Depuis quelques jours, ces évacuations, dans l'ordre et encadrées par des volontaires, se font au rythme d'environ quatre trains par jour, soit près de 2 000 personnes.

"Bien sûr, nous sommes informés du regroupement et de la concentration des forces ennemies" dans l'est, autour de Kramatorsk. "Après les événements de Boutcha", au nord-ouest de Kyiv, où des centaines de civils ukrainiens ont été exécutés en zone d'occupation russe, selon les autorités ukrainiennes, "on peut tout attendre de l'ennemi", a-t-il jugé.

"Nous ne céderons pas un pouce de notre territoire sans combattre.

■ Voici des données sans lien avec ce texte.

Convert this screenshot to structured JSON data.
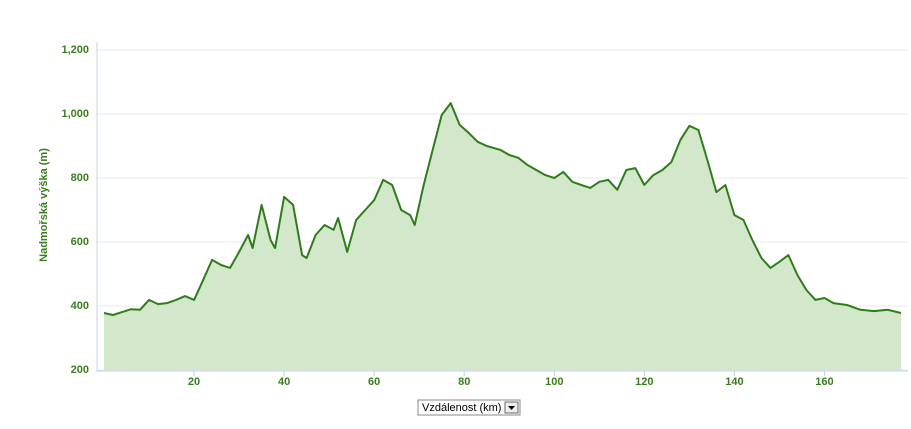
{
  "chart_data": {
    "type": "area",
    "y_label": "Nadmořská výška (m)",
    "x_label": "Vzdálenost (km)",
    "x": [
      0,
      2,
      4,
      6,
      8,
      10,
      12,
      14,
      16,
      18,
      20,
      22,
      24,
      26,
      28,
      30,
      32,
      33,
      35,
      37,
      38,
      40,
      42,
      44,
      45,
      47,
      49,
      51,
      52,
      54,
      56,
      58,
      60,
      62,
      64,
      66,
      68,
      69,
      71,
      73,
      75,
      77,
      79,
      81,
      83,
      85,
      88,
      90,
      92,
      94,
      96,
      98,
      100,
      102,
      104,
      106,
      108,
      110,
      112,
      114,
      116,
      118,
      120,
      122,
      124,
      126,
      128,
      130,
      132,
      134,
      136,
      138,
      140,
      142,
      144,
      146,
      148,
      150,
      152,
      154,
      156,
      158,
      160,
      162,
      165,
      168,
      171,
      174,
      177
    ],
    "values": [
      378,
      372,
      381,
      390,
      388,
      419,
      406,
      409,
      419,
      431,
      419,
      481,
      544,
      528,
      519,
      569,
      622,
      581,
      716,
      606,
      581,
      741,
      716,
      559,
      550,
      622,
      653,
      638,
      675,
      569,
      669,
      700,
      731,
      794,
      778,
      700,
      684,
      653,
      778,
      888,
      997,
      1034,
      966,
      941,
      913,
      900,
      888,
      872,
      863,
      841,
      825,
      809,
      800,
      819,
      788,
      778,
      769,
      788,
      794,
      763,
      825,
      831,
      778,
      809,
      825,
      850,
      919,
      963,
      950,
      856,
      756,
      778,
      684,
      669,
      606,
      550,
      519,
      538,
      559,
      497,
      450,
      419,
      425,
      409,
      403,
      388,
      384,
      388,
      378
    ],
    "color": "#2e7d1a",
    "fill_color": "#d3e8ca",
    "xlim": [
      0,
      177
    ],
    "ylim": [
      200,
      1200
    ],
    "xticks": [
      20,
      40,
      60,
      80,
      100,
      120,
      140,
      160
    ],
    "yticks": [
      200,
      400,
      600,
      800,
      {
        "value": 1000,
        "label": "1,000"
      },
      {
        "value": 1200,
        "label": "1,200"
      }
    ],
    "grid": true
  }
}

Nos forces sont prêtes à affronter l'ennemi et à le tuer". "Mais encore une fois, il est beaucoup plus aisé de combattre quand les civils ont évacué les villes", a-t-il conclu, appelant la population encore sur place à être attentive aux messages et aux directives des autorités, aux sirènes d'alarme et à faire des provisions.

04.04.2022
16:26

L'Union européenne est prête à envoyer des équipes d'enquêteurs en Ukraine pour aider au recueil de preuves sur les crimes de guerre dont les forces russes sont accusées dans la région de Kiev, a annoncé lundi la présidente de la Commission européenne.

"Les auteurs de ces crimes odieux ne doivent pas rester impunis. L'UE a mis en place une équipe d'enquête conjointe avec l'Ukraine pour recueillir des preuves et enquêter sur les crimes de guerre et les crimes contre l'humanité", a déclaré Ursula von der Leyen après un entretien avec le président ukrainien Volodymyr Zelensky.

"L'UE est prête à renforcer cet effort en envoyant des équipes d'enquête sur le terrain pour soutenir les services ukrainiens chargés des poursuites. Eurojust (l'agence de coopération judiciaire de l'UE) et Europol (l'agence européenne de police criminelle) sont prêts à apporter leur aide", a-t-elle précisé dans un communiqué.